Namun karena tak ada keturunannya, maka ditunjuk sebagai penggantinya adalah Ki
Pasek Padang Subadra dari Banjar Tainsiat, Denpasar.
6. Untuk
wilayah Tabanan ditunjuk dan ditetapkan Ki Pasek Tohjiwa di Desa Tangguntiti.
7. Untuk
wilayah Buleleng ditunjuk dan ditetapkan Ki Pasek Baleagung di Banjar Baleagung
Buleleng.
Atas ditunjuknya Pasek Sumerta menjadi
Moncol Warga Pasek di Badung, maka status Pura pun ditingkatkan menjadi Pura
Dadya Agung, sehingga nama lengkapnya menjadi Pura Dadya Agung Pasek Sumerta. (Alamat di banjar Pande, Desa Pakraman Sumerta, Desa Dinas Sumerta Kaja). Sesuai
dengan status sebagai Pura Dadya Agung Pasek dan fungsinya sebagai Moncol Warga
Pasek di Badung, maka Pura Pasek Sumerta tidak saja di-siwi (disungsung) oleh keturunan Pasek Padang Subadra di Sumerta, namun
juga oleh seluruh Pasek keturunan Sapta Resi yang ada di wilayah Badung
(kerajaan Badung). Baik dari warga Pasek Padang Subadra, Pasek Gelgel, Pasek
Ngukuhin, Pasek Dangka, Pasek Gaduh, Pasek Tangkas, Pasek, Kebayan, Pasek
Salahin, Pasek Tohjiwa, dan warga pasek lainnya. Demikian keputusan Dalem
terdahulu.
Namun perlu diingat, bagi mereka yang
merupakan keturunan dari keluarga Pasek Padang Subadra di Sumerta dan Tainsiat,
maka mereka bersembahyang dari pura Ibu (paling selatan), kemudian pura panti /
dadya (di tengah), lalu di paling utara (padmasana dan meru tumpang telu) sebagai
linggih dari Betara Kawitan Ratu Pasek.
Sedangkan bagi penyiwi yang bukan
keturunan dari keluarga di Sumerta dan Tainsiat, hanya menghaturkan bakti di pelinggih
paling utara saja yakni di Padmasana dan Meru Tumpang Telu sebagai linggih Kawitan
Ratu Pasek. Itulah sebabnya mengapa pemedek ada yang bersembahyang tiga kali
(di selatan, tengah dan paling utara), namun ada pula yang hanya di utara saja.
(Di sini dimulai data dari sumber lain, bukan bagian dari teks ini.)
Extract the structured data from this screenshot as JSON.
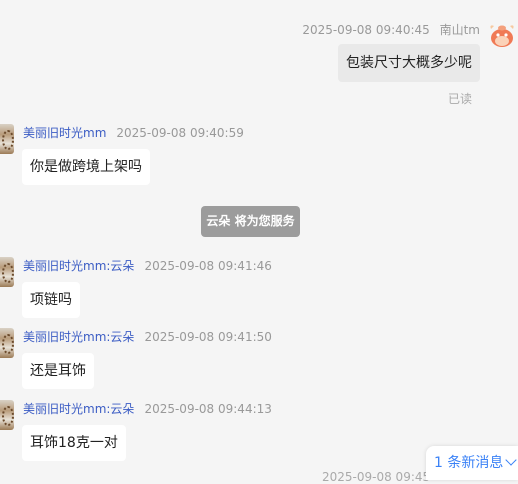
{
  "self": {
    "timestamp": "2025-09-08 09:40:45",
    "name": "南山tm",
    "message": "包装尺寸大概多少呢",
    "read_status": "已读"
  },
  "messages": [
    {
      "sender": "美丽旧时光mm",
      "timestamp": "2025-09-08 09:40:59",
      "text": "你是做跨境上架吗"
    },
    {
      "sender": "美丽旧时光mm:云朵",
      "timestamp": "2025-09-08 09:41:46",
      "text": "项链吗"
    },
    {
      "sender": "美丽旧时光mm:云朵",
      "timestamp": "2025-09-08 09:41:50",
      "text": "还是耳饰"
    },
    {
      "sender": "美丽旧时光mm:云朵",
      "timestamp": "2025-09-08 09:44:13",
      "text": "耳饰18克一对"
    }
  ],
  "system_notice": "云朵 将为您服务",
  "new_messages_label": "1 条新消息",
  "next_timestamp_peek": "2025-09-08 09:45",
  "colors": {
    "name": "#3b5cc4",
    "link": "#3b82f6",
    "background": "#f5f5f5"
  }
}
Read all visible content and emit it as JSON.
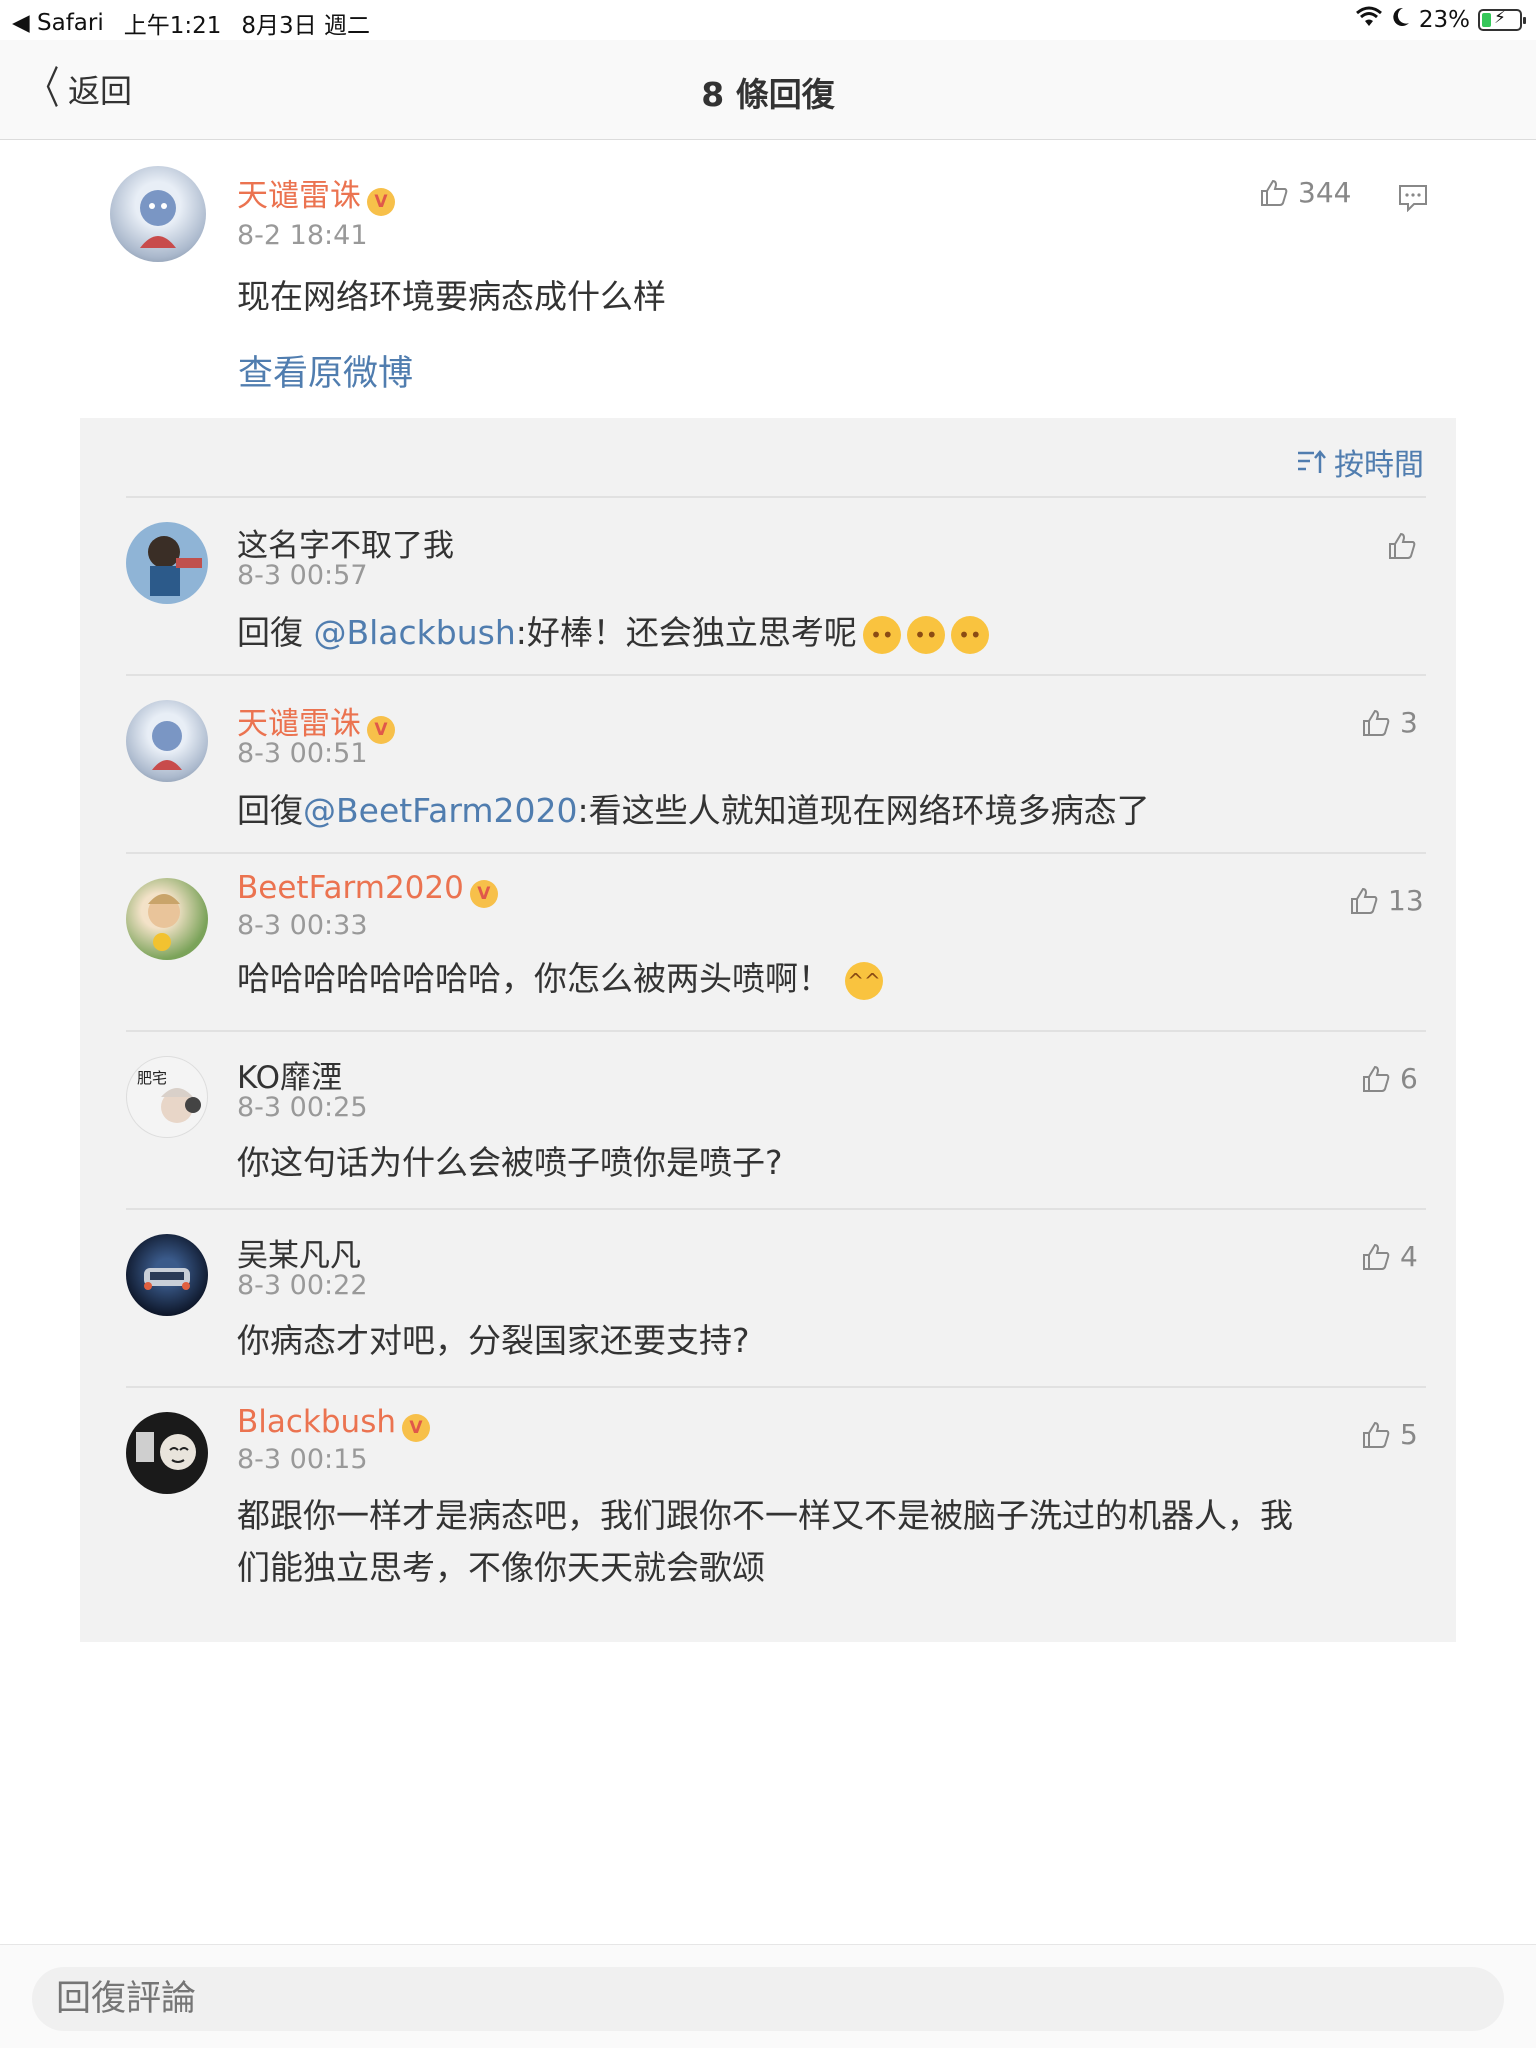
{
  "statusbar": {
    "app_back": "◀ Safari",
    "time": "上午1:21",
    "date": "8月3日 週二",
    "battery": "23%"
  },
  "nav": {
    "back_label": "返回",
    "title": "8 條回復"
  },
  "main_comment": {
    "name": "天谴雷诛",
    "time": "8-2 18:41",
    "text": "现在网络环境要病态成什么样",
    "likes": "344",
    "view_original": "查看原微博"
  },
  "sort_label": "按時間",
  "replies": [
    {
      "name": "这名字不取了我",
      "time": "8-3 00:57",
      "prefix": "回復 ",
      "at": "@Blackbush",
      "text": ":好棒！还会独立思考呢",
      "likes": "",
      "orange": false
    },
    {
      "name": "天谴雷诛",
      "time": "8-3 00:51",
      "prefix": "回復",
      "at": "@BeetFarm2020",
      "text": ":看这些人就知道现在网络环境多病态了",
      "likes": "3",
      "orange": true
    },
    {
      "name": "BeetFarm2020",
      "time": "8-3 00:33",
      "text": "哈哈哈哈哈哈哈哈，你怎么被两头喷啊！",
      "likes": "13",
      "orange": true
    },
    {
      "name": "KO靡湮",
      "time": "8-3 00:25",
      "text": "你这句话为什么会被喷子喷你是喷子?",
      "likes": "6",
      "orange": false
    },
    {
      "name": "吴某凡凡",
      "time": "8-3 00:22",
      "text": "你病态才对吧，分裂国家还要支持?",
      "likes": "4",
      "orange": false
    },
    {
      "name": "Blackbush",
      "time": "8-3 00:15",
      "text_line1": "都跟你一样才是病态吧，我们跟你不一样又不是被脑子洗过的机器人，我",
      "text_line2": "们能独立思考，不像你天天就会歌颂",
      "likes": "5",
      "orange": true
    }
  ],
  "input_placeholder": "回復評論"
}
Itulah latar belakangnya agar bisa dipahami.
Dalam perkembangan selanjutnya, dikatakan
bahwa pelinggih Padmasana dan Meru Tumpang Telu adalah milik dari Puri Kesiman.
Hal itu tidaklah demikian ! Pelinggih Padmasana
dan Meru Tumpang Telu tersebut tetaplah milik pura (keluarga Pasek) sebagai
pengayatan Betara Kawitan Pasek / Ratu Pasek. Namun karena status dari Pura
Pasek Sumerta adalah sebagai “moncol”, maka keberadaannya dibawah koordinasi Kerajaan
Badung, dalamhal ini adalah Puri Kesiman. Karena pada jaman kerajaan Badung, rakyat
diperintah oleh tiga puri secara kolektif, sehingga disebut dengan Sang Raja Tiga
di Badung. Sang Raja Tiga tersebut adalah: di bagian barat dikoordinasikan oleh
Puri Pemecutan, di bagian tengah dikoordinasikan oleh Puri Satrya / Denpasar,
di bagian timur dikoordinaksikan oleh Puri Kesiman. Dalam hal ini Desa Sumerta
masuk wilayah koordinasi Puri Kesiman. Sehingga wajar bahwa masyarakat Sumerta
beserta dengan lembaga adat dibawah koordinasi Puri Kesiman / Raja Kesiman.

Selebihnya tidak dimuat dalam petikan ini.